A framework agreement is an ‘umbrella agreement’ that sets out the terms, particularly relating to price, quality and quantity, under which individual contracts (call-offs) can be made throughout the period of the agreement, normally a maximum of 4 years. The contract was implemented nationally in the Courts on 30 January 2012. Since then there has been chaos all over the country. Professionals mostly will not work for ALS, whose standards and business practices are so dreadful, and when the Ministry of Justice issued instructions just two weeks later that their staff could book directly under the previous terms and conditions, we were faced with a choice. Do we take the work, or do we refuse it? If we took the work it would disguise the rate of ALS failures, and we would be conniving at our own extinction. Many colleagues have decided on an individual basis to refuse work, and some language groups have banded together and are maintaining effective boycotts.

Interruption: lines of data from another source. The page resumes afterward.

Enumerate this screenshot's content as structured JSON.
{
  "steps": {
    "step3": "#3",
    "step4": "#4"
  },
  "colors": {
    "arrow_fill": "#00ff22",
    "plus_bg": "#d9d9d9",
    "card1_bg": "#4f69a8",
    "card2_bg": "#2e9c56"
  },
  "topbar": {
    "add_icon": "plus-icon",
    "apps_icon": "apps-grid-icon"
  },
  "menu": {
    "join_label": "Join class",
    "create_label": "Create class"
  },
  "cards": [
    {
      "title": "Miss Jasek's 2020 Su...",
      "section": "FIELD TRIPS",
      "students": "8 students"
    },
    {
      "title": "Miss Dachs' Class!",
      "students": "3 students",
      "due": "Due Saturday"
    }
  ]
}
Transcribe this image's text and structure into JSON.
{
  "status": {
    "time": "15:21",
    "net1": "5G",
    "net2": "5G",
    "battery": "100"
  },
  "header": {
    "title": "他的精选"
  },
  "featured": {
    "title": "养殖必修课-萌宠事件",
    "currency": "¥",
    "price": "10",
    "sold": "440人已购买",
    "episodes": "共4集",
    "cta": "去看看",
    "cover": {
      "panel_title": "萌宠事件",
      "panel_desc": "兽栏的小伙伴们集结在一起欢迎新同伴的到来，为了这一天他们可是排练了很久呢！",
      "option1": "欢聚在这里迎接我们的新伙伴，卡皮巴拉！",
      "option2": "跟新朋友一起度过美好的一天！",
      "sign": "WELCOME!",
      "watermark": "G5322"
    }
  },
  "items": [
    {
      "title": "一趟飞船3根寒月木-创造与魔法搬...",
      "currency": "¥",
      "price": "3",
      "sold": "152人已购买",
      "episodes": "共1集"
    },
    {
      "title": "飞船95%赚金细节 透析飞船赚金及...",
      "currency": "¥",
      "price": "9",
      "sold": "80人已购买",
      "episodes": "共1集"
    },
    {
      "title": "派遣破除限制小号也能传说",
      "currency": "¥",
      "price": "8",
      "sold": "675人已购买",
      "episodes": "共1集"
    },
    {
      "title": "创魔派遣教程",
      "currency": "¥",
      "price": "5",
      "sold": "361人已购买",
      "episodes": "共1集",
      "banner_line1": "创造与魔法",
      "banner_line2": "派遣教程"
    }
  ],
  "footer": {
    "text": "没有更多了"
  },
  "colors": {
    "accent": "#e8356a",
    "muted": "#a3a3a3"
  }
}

We are involved in other actions too. We have held two demonstrations in London, on 15 March and 16 April, we have mobilised support from Members of Parliament, who have been of huge help. Then there is the campaign group “Interpreters for Justice”, where the APCI has teamed up with the Society for Public Service Interpreting. We have enjoyed huge success, with 100+ articles in the press and even radio and TV appearances, and a twitter feed. Then there is the Freelance Interpreters and Translators-UK group on Facebook, which has banded colleagues together for concerted action, including the daily logging of ALS failure to supply at courts all over the country. We are also collaborating with solicitors and barristers in order to have claims for compensation brought for unlawful detention and discrimination, where people who speak no English have been kept in prison, sometimes for weeks, due to ALS failure to provide an interpreter, and looking to have fake interpreters prosecuted and even imprisoned for contempt of Court, as a result of failing to discharge their duties as defined in their oath. These and other measures are an escalation of the fight in the face of a Minister and a Ministry with their head in the sand, oblivious to the suffering of victims, witnesses or defendants for which they are responsible. If you do not speak English, then there is no justice for you. You will be denied access to justice in the UK.